Mon Prince,

Me trouvant compris dans l'amnistie accordée aux polonais par S.A. Impériale après la révolution de Pologne, je m'adressai dès lors à l'ambassade de Russie à Paris pour savoir si quelques instructions y avaient été reçues concernant les démarches à faire pour les amnistiés ; rien de ce genre n'y était parvenu. Je me contentai alors de demander un passeport russe pour l'Angleterre où j'avais à me rendre pensant par cette demande témoigner suffisamment de mon désir de rentrer dans l'ordre.

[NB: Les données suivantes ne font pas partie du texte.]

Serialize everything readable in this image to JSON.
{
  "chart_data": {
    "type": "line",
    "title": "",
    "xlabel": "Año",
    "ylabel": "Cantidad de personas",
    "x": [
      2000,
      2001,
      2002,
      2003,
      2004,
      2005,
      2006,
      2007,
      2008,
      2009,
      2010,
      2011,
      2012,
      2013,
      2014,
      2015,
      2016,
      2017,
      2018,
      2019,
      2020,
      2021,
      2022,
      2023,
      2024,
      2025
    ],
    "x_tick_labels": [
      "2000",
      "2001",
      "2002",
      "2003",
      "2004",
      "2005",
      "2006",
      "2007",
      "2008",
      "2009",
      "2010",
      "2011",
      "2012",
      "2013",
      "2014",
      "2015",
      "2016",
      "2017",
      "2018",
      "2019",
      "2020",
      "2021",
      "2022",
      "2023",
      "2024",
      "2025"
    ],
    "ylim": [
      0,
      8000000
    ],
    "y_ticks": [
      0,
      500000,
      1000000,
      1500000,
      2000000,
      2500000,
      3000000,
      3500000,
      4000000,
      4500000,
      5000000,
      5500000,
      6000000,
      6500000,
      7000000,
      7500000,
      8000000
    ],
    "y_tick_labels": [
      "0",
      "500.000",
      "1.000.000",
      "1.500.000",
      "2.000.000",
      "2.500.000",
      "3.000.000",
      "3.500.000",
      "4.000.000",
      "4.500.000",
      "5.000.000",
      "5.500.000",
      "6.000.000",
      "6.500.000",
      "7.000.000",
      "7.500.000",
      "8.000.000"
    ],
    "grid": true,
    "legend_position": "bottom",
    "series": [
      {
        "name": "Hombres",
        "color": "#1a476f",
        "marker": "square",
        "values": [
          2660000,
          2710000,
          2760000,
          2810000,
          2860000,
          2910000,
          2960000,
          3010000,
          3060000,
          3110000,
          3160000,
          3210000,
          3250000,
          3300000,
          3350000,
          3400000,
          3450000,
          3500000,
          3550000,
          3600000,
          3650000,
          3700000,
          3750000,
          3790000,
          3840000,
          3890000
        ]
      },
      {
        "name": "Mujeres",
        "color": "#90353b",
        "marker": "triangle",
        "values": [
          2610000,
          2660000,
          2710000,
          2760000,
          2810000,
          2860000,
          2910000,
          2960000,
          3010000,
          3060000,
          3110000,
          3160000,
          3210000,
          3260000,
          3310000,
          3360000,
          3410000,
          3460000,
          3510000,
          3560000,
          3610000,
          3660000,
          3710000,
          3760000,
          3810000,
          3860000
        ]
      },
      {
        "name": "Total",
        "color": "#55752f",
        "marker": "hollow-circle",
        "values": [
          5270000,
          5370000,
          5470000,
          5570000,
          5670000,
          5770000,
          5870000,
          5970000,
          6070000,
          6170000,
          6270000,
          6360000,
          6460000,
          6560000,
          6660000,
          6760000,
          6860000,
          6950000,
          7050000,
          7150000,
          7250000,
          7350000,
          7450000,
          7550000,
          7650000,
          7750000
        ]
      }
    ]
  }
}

J'obtins ce passeport et je me crus dès lors tout à fait en règle jusqu'à ce que des lettres de Pologne qui me parvinrent pendant mon séjour en Angleterre me firent naître le doute à ce sujet. Je m'empressai en conséquence d'adresser deux lettres au Prince de Lieven ; l'une en date du 2 août 1832, l'autre du 24 décembre de la même année, d'abord pour lui développer les raisons qui empêchaient que je ne fusse compris dans aucune des catégories d'exception à l'amnistie et pour lui demander de m'accorder un passeport pour me rendre en Pologne où des affaires d'intérêt m'appelaient. Le Prince voulut bien me répondre qu'il avait en l'appuyant fait passer ma demande à Votre Altesse ; jusqu'à ce jour je n'y ai eu aucune réponse.

J'ose donc prendre la liberté, monsieur le Maréchal, de m'adresser à vous directement pour prier Votre Altesse de me faire accorder un passeport pour aller passer trois mois en Pologne où des affaires d'intérêt réclament ma présence.

J'ose espérer, Mon Prince, que vous voudrez bien accueillir favorablement ma demande et je vous prie d'agréer d'avance l'expression de la reconnaissance avec laquelle j'ai l'honneur d'être de votre Altesse le très humble serviteur.